Connecting locations with productions, Bloom explains, comes about in multiple ways. Sometimes it is “We looked at your website. We like Office #3.”

Also, “I’m a member of a number of Facebook production groups,” where creators post the types of properties they are looking for.

“Right now, there’s a documentary film I am working with,” she said. The director negotiated for one office, with an older, traditional office feel and look. While in the building a second office she represents caught their eye, which they have since also booked. “The second office with cubicles is not modern, it’s old-school style and the cubicle-style seems to be in demand for production and harder to find.”

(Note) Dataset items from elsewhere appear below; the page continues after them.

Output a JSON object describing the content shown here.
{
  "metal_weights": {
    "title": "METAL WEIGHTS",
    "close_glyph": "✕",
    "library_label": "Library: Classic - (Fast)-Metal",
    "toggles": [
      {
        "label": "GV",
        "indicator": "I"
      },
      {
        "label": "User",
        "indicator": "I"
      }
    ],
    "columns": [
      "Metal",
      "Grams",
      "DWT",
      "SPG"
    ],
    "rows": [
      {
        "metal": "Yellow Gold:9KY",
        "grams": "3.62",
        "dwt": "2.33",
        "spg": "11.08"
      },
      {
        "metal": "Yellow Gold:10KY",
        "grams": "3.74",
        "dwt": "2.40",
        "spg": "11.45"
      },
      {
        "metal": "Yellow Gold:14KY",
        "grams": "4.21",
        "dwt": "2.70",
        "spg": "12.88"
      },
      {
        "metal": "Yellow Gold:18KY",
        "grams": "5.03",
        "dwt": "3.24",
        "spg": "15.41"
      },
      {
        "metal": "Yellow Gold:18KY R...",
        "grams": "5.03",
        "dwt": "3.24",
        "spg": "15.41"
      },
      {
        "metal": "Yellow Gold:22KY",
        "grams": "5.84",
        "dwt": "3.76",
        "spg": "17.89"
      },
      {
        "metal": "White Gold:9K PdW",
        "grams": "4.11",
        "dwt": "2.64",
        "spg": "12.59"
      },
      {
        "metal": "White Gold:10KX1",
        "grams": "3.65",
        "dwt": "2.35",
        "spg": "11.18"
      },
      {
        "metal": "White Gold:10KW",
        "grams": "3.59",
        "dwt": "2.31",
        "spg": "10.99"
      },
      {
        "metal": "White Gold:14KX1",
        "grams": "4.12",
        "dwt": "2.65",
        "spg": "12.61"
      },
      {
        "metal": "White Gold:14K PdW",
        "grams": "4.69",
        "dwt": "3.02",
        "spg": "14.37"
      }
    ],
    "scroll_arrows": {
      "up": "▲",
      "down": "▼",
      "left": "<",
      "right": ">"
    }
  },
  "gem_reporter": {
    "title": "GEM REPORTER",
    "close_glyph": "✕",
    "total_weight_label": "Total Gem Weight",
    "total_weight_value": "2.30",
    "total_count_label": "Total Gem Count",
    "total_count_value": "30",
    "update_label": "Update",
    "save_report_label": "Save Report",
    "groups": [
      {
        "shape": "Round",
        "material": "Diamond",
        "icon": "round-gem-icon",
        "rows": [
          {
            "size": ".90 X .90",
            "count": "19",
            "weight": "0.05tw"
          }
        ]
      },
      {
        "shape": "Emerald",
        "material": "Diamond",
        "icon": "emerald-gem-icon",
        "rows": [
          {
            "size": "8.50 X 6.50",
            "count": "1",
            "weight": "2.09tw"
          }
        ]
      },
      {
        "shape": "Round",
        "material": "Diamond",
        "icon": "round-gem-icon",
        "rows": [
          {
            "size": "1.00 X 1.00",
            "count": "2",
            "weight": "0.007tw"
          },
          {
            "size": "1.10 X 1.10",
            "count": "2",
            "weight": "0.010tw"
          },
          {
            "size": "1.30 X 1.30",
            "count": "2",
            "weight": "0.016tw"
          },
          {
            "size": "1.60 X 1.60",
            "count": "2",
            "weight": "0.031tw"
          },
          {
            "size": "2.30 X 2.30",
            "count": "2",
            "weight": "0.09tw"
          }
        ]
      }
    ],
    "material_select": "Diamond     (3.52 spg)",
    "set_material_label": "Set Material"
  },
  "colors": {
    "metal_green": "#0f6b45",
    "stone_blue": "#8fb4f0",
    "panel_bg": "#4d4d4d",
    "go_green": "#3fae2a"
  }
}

Once a location is requested, Bloom has questions for the interested parties. What kind of shoot is it? For TV, an interview, music video, photo session? Then “they say here’s their budget and we try and work within that.”

“There is the deposit to be worked out, a certificate of insurance. Then I talk to the owner. I explain everything to the owner, get their okay,” she said.

She will also visit sets, making sure all goes well.

Agreements might include whether the production company would like to use the property, rooms, or exterior as is. Or redress it for a certain look, color scheme, etc. If so, photos are taken before any work is done so that all can be put back exactly as it was. In one case involving a fence, the owners decided they liked the repainted color better, and requested it be left as is.

“Location scouts, indie films, music directors,” often look for specific location features. “They may be doing a commercial, with kids, a family and they want a big house with bedrooms,” Bloom said. “I get requests for bars, restaurants, houses with modern kitchens…”

Advertisers for a Japanese mayonnaise, requesting an “urban farm,” came out every week to monitor the growth of the background vegetables.

“A new thing which I am doing, I’ve decided I needed to spread out,” Bloom said. Beyond Rockaway, she represents two Broad Channel locations, six in New Jersey, and three in the Five Towns… “as of now.”

“I also now collaborate with three, four other reps in Brooklyn, Westchester, Long Island” and another in New Jersey. “I get a call and we share the job,” she said.

“My dream … is to book a house, an office, that appears in every episode of a show.”

“This is a hip, urban beach. And the train is right there. It’s the dichotomy,” Bloom said. But “with Rockaway, it’s not just about the beach. It has a grittiness. There’s textures, colors, here. It’s the quality. It’s the ocean. The air.”

That’s a look, a feel, she emphasizes, visual creators can’t find anyplace else. But whatever kind of place they are looking for, Claudia Bloom and Rock Locations has it for them right here.